5.Purchased a few furniture and other practical life tools for her size. Just like the way we adults have our workstations, we have one working table and chair for Leela. If we expect her to work by herself without disturbing us or to sit with a focus to do some work, then giving her the required environment in the first step, we felt.
We had this furniture earlier too, but now we have tried to inculcate to use it more intentionally. She uses this mostly for book work or paperwork. She does activities of coloring, puzzles, cutting activities, etc on it. We also got her a small set of a mop, spray bottle, sponge, brush, and dustpan.
This set helps her and eventually us, to tidy up the place after any spills of water or grains or litter. The spray bottle works like a magic. Kids love to use it, so you can ask them to help you clean your refrigerator or table surfaces, etc. Of course, the end result may not be exactly as you want but I see it as a good beginning. To tap into their interest in cleaning. A small kitchen set. Watering can for gardening.
These items of their size, make them participate more readily.
Try this experiment. Bend on your knees and look around the furniture we have like dining table, sofas etc. Does it overwhelm you?

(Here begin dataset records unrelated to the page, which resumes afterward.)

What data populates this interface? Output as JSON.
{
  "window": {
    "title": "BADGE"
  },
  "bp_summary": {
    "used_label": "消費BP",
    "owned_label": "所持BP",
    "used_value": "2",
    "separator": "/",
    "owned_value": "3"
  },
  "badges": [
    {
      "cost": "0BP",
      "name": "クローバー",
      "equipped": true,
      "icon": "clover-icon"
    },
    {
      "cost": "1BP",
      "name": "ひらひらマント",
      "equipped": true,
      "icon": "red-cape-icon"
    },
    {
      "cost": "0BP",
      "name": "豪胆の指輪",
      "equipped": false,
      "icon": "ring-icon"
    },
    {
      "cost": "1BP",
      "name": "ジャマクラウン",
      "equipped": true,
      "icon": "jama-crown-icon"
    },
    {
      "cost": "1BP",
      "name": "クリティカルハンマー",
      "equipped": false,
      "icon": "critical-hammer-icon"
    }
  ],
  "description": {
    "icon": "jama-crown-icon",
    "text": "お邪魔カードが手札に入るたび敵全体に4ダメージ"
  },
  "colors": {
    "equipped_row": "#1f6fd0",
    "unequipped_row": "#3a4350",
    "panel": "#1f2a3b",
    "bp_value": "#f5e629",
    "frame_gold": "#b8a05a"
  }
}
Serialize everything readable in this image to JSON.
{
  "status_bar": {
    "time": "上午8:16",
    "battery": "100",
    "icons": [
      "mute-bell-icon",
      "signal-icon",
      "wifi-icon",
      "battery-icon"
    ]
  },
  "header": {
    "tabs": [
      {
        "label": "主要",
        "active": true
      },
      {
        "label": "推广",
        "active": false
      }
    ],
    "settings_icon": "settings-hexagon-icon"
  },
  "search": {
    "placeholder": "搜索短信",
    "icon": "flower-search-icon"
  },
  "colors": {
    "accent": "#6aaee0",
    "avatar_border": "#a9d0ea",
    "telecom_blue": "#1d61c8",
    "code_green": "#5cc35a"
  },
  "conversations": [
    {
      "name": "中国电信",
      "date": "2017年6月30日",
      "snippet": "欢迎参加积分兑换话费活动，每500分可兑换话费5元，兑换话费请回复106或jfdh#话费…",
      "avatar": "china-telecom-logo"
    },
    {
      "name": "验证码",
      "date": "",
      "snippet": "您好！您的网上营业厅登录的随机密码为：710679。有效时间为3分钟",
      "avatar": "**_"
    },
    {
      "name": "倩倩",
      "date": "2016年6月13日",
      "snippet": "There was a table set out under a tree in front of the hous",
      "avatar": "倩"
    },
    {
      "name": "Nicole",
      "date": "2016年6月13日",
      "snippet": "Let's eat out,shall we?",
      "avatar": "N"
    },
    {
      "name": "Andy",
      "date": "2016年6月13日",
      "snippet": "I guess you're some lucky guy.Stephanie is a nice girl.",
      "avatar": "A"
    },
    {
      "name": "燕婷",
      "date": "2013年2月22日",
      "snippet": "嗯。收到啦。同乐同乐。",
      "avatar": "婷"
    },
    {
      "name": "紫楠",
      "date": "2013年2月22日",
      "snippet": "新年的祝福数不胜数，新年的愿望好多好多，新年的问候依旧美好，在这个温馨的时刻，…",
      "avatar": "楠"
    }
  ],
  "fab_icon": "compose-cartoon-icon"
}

That’s what happens to kids too.
We don’t have to get everything in a miniature size, we should prioritize by observing where and how our kids spend their time most. And just get those stuff.
If you are asking the question that, after all these changes to my home, I don’t have any more struggles with Leela or my day gets spent smoothly.
The answer is NO.
Nothing will ever make it all smooth or perfect. As every day our kids bring in new challenges and expect us to up our skills or preparedness.
What these changes to our home have given us, is a little more time for us to relax, as we see her doing things by herself. A little more time for ourselves which helps us refill our energy. That space to enjoy and observe her actions. More smiles on our faces.
Most important of all, a big difference in her confidence and control of her actions.